Non-transitive cubes
Kapitoly: The Three Door Problem, The Probabilistic Liar's Paradox, The question mark paradox, Simpson's Paradox, The medical paradox, The St. Petersburg Paradox, Non-transitive cubes
Imagine you have three six-sided cubes that have arbitrary numbers on them. Could it be that the dice A is more likely to have a higher number than the dice B, the dice B is more likely to have a higher number than the dice C, and the dice C is more likely to have a higher number than the dice A?
Transitivity
Transitivity is a concept from binary relations. We say that a session R on M is transitive if for all a, b, c ∈ M it holds that if [a, b] ∈ R and also [b, c] ∈ R, then [a, c] is in R.
In the case of dice, we could have a "be a better die" session in the sense that a A die is better than a B die if A rolls a higher number more often than B. Then transitivity will look like this: if A is better than B and at the same time B is better than C, then A must also be better than C. Is this true?

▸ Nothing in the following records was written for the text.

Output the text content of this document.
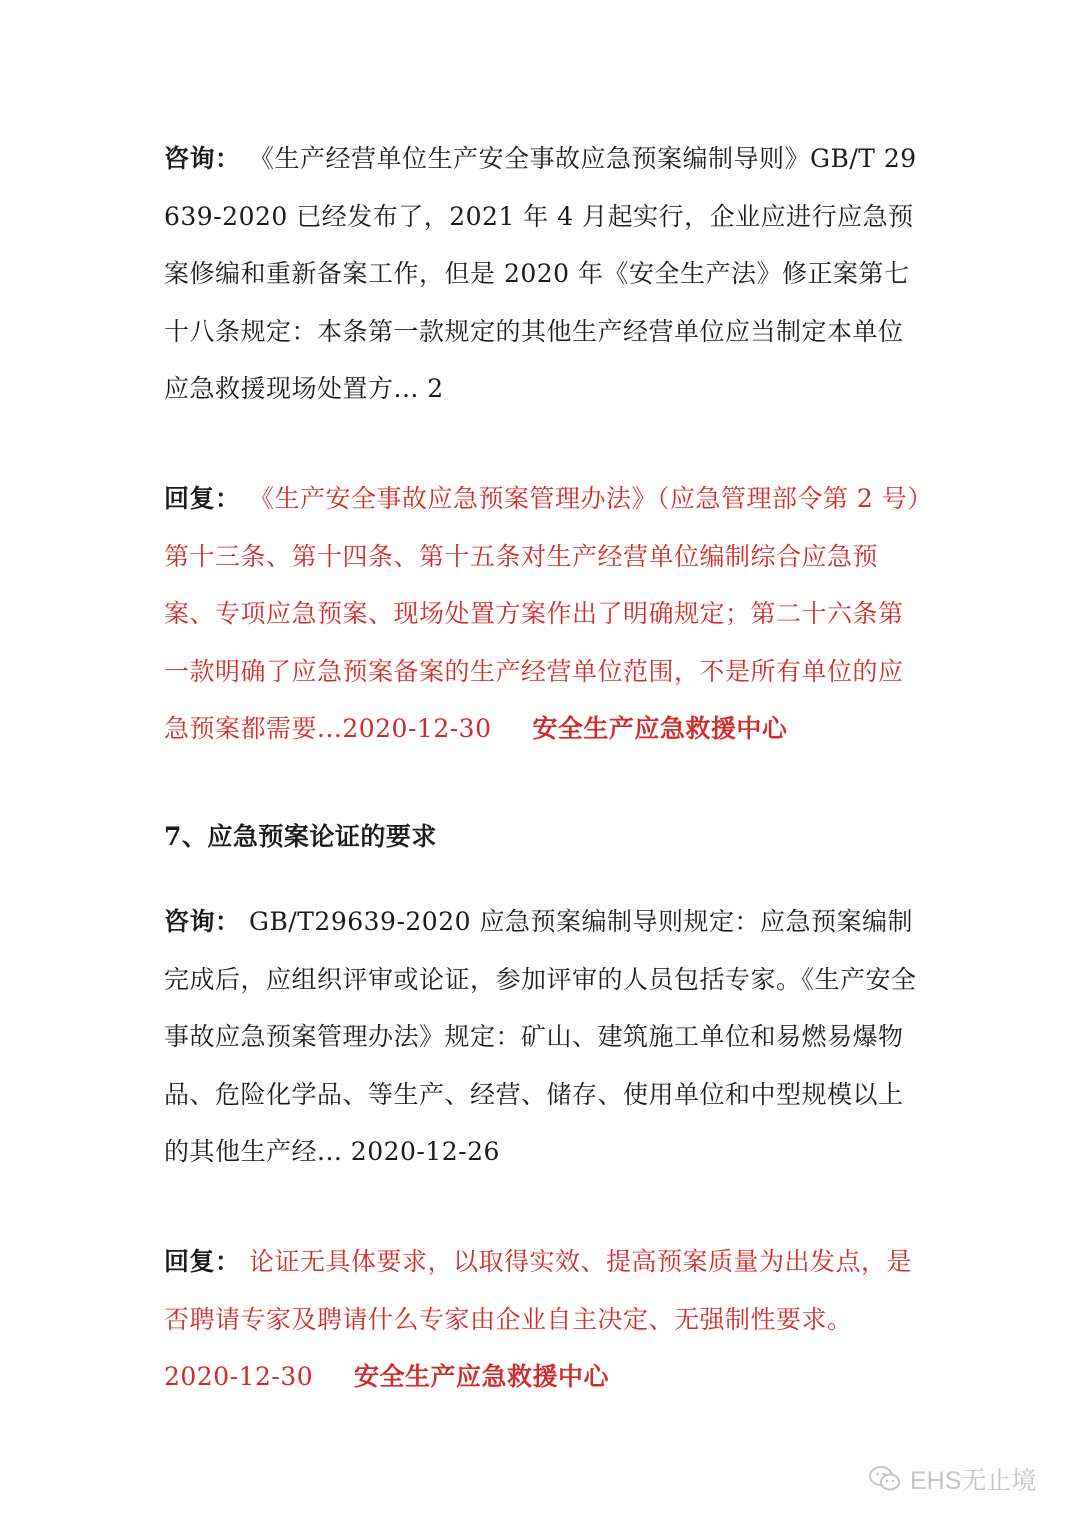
咨询： 《生产经营单位生产安全事故应急预案编制导则》GB/T 29639-2020 已经发布了，2021 年 4 月起实行，企业应进行应急预案修编和重新备案工作，但是 2020 年《安全生产法》修正案第七十八条规定：本条第一款规定的其他生产经营单位应当制定本单位应急救援现场处置方... 2

回复： 《生产安全事故应急预案管理办法》（应急管理部令第 2 号）第十三条、第十四条、第十五条对生产经营单位编制综合应急预案、专项应急预案、现场处置方案作出了明确规定；第二十六条第一款明确了应急预案备案的生产经营单位范围，不是所有单位的应急预案都需要...2020-12-30 安全生产应急救援中心

7、应急预案论证的要求

咨询： GB/T29639-2020 应急预案编制导则规定：应急预案编制完成后，应组织评审或论证，参加评审的人员包括专家。《生产安全事故应急预案管理办法》规定：矿山、建筑施工单位和易燃易爆物品、危险化学品、等生产、经营、储存、使用单位和中型规模以上的其他生产经... 2020-12-26

回复： 论证无具体要求，以取得实效、提高预案质量为出发点，是否聘请专家及聘请什么专家由企业自主决定、无强制性要求。
2020-12-30 安全生产应急救援中心

EHS无止境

Let's try to find a counterexample, that is, three cubes that are cyclically better. The cube A will be better than the cube B, the cube B will be better than the cube C, and the cube C will be better than the cube A. We always consider only six-sided cubes.
Example
These three dice are an example:
- A: 2, 2, 4, 4, 9, 9,
- B: 1, 1, 6, 6, 8, 8,
- C: 3, 3, 5, 5, 7, 7.
What is the probability that the dice A rolls a larger number than the dice B? There are a total of 36 different pairs of ways the dice can fall. If the B die rolls a 1 first, the A die will always roll a larger number. That is, we have 6 pairs where a higher number is rolled on the A die. If a second 1 is rolled on B, we have more 6 pairs where a higher number is rolled on A. If one of the sixes is hit, one of the nines must be hit on A. These are the other 4 possibilities. If one of the eights falls, one of the nines must fall on A. Again, 4 possibilities. In total, we have 6 + 6 + 4 + 4 = 20 possibilities. The probability that a higher number falls on A is 20/36 = 5/9, which is approximately 55 %.

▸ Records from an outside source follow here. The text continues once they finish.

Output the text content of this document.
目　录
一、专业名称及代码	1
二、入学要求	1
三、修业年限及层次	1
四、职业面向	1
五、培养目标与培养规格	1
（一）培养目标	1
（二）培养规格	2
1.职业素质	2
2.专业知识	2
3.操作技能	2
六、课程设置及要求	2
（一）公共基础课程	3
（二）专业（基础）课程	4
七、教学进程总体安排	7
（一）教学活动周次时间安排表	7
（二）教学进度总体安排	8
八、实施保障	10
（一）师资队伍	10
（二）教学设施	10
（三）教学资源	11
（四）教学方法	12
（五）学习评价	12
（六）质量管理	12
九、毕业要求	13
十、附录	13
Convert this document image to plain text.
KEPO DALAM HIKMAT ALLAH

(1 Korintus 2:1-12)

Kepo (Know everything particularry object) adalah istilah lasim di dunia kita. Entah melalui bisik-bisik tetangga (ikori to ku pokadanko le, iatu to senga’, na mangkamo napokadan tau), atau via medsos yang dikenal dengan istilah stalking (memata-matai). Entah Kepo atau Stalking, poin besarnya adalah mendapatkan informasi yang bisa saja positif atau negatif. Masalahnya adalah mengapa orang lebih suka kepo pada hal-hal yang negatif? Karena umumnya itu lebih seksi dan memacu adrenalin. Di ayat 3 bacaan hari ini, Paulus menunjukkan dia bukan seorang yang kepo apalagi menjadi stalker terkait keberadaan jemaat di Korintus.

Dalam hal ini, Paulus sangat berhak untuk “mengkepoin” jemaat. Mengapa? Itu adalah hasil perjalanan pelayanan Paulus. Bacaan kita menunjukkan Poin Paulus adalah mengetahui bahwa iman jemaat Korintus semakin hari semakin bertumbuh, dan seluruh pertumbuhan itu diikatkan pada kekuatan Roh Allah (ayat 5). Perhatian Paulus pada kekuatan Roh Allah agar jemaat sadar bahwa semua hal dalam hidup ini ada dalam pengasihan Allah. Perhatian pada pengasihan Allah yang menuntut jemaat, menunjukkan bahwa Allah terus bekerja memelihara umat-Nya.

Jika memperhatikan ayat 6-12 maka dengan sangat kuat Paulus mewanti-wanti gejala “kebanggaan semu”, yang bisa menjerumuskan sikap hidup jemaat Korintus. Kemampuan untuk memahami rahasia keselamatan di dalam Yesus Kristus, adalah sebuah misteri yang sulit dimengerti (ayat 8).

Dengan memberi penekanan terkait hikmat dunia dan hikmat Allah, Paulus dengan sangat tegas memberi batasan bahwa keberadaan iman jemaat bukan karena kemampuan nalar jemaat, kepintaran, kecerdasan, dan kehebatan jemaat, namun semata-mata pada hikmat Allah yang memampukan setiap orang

Now B vs. C. If one of the threes falls on C, one of the sixes or one of the eights must fall on B. That's a total of 2 · 4 = 8 possibilities. If a five is rolled, again B must roll 6 or 8, so again 8 possibilities. If a seven is rolled, an eight must be rolled at B, 4 options. The total is 8 + 8 + 4 = 20. The probability is again 5/9.

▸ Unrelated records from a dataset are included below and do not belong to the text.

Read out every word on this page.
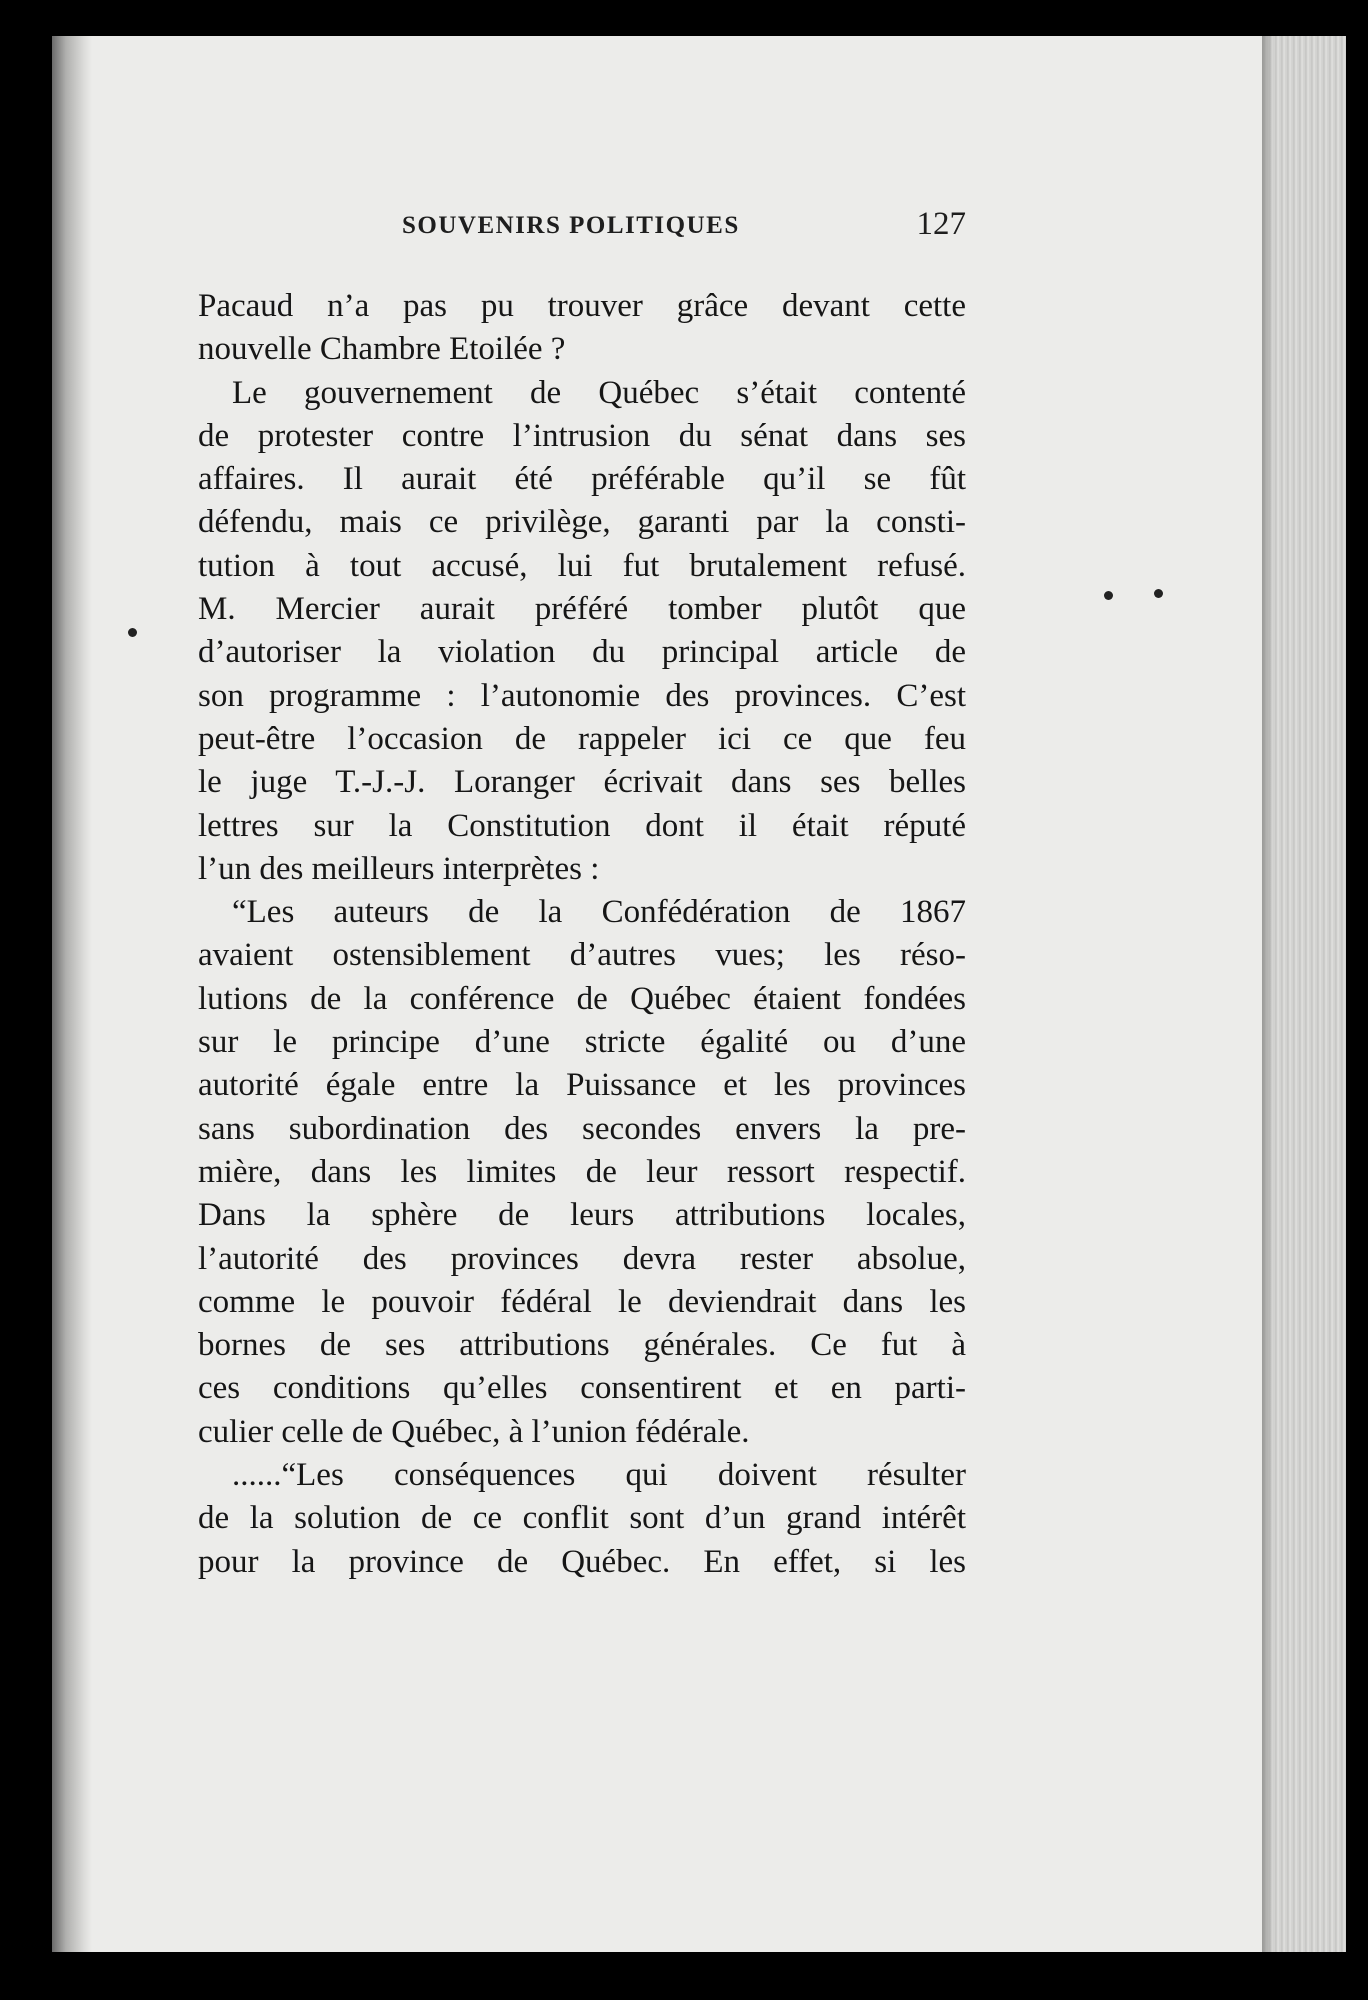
SOUVENIRS POLITIQUES	127
Pacaud n’a pas pu trouver grâce devant cette
nouvelle Chambre Etoilée ?
Le gouvernement de Québec s’était contenté
de protester contre l’intrusion du sénat dans ses
affaires. Il aurait été préférable qu’il se fût
défendu, mais ce privilège, garanti par la consti-
tution à tout accusé, lui fut brutalement refusé.
M. Mercier aurait préféré tomber plutôt que
d’autoriser la violation du principal article de
son programme : l’autonomie des provinces. C’est
peut-être l’occasion de rappeler ici ce que feu
le juge T.-J.-J. Loranger écrivait dans ses belles
lettres sur la Constitution dont il était réputé
l’un des meilleurs interprètes :
“Les auteurs de la Confédération de 1867
avaient ostensiblement d’autres vues; les réso-
lutions de la conférence de Québec étaient fondées
sur le principe d’une stricte égalité ou d’une
autorité égale entre la Puissance et les provinces
sans subordination des secondes envers la pre-
mière, dans les limites de leur ressort respectif.
Dans la sphère de leurs attributions locales,
l’autorité des provinces devra rester absolue,
comme le pouvoir fédéral le deviendrait dans les
bornes de ses attributions générales. Ce fut à
ces conditions qu’elles consentirent et en parti-
culier celle de Québec, à l’union fédérale.
......“Les conséquences qui doivent résulter
de la solution de ce conflit sont d’un grand intérêt
pour la province de Québec. En effet, si les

Finally, C vs. A. If a two falls on A, everything from C is higher. That's 12 possibilities. If a four hits, C can hit 5 or 7. That's 8 possibilities. If a nine hits, we're out of luck. All in all, that makes 12 + 8 = 20 possibilities, and we get the probability 5/9 again.
Efron's dice
Efron cubes are another case of a set of cubes that are not transitive with respect to the session being a better cube. They have the following numbers:
- A: 4, 4, 4, 4, 0, 0,
- B: 3, 3, 3, 3, 3, 3
- C: 6, 6, 2, 2, 2, 2
- D: 5, 5, 5, 1, 1, 1
In doing so, a die beats the next die always with probability 2/3. For example, the moment a four is rolled on dice A, it wins over dice B. The moment a zero is rolled, it loses. And on the dice A a four is rolled with probability 2/3. Similarly for the other dice.
There are other variations of Efron's dice. Those that have the same average value per roll (for example, the A die rolls the number 8/3 on average, while C has a higher average, 10/3) or those that divide among themselves all the natural numbers from 1 to 24.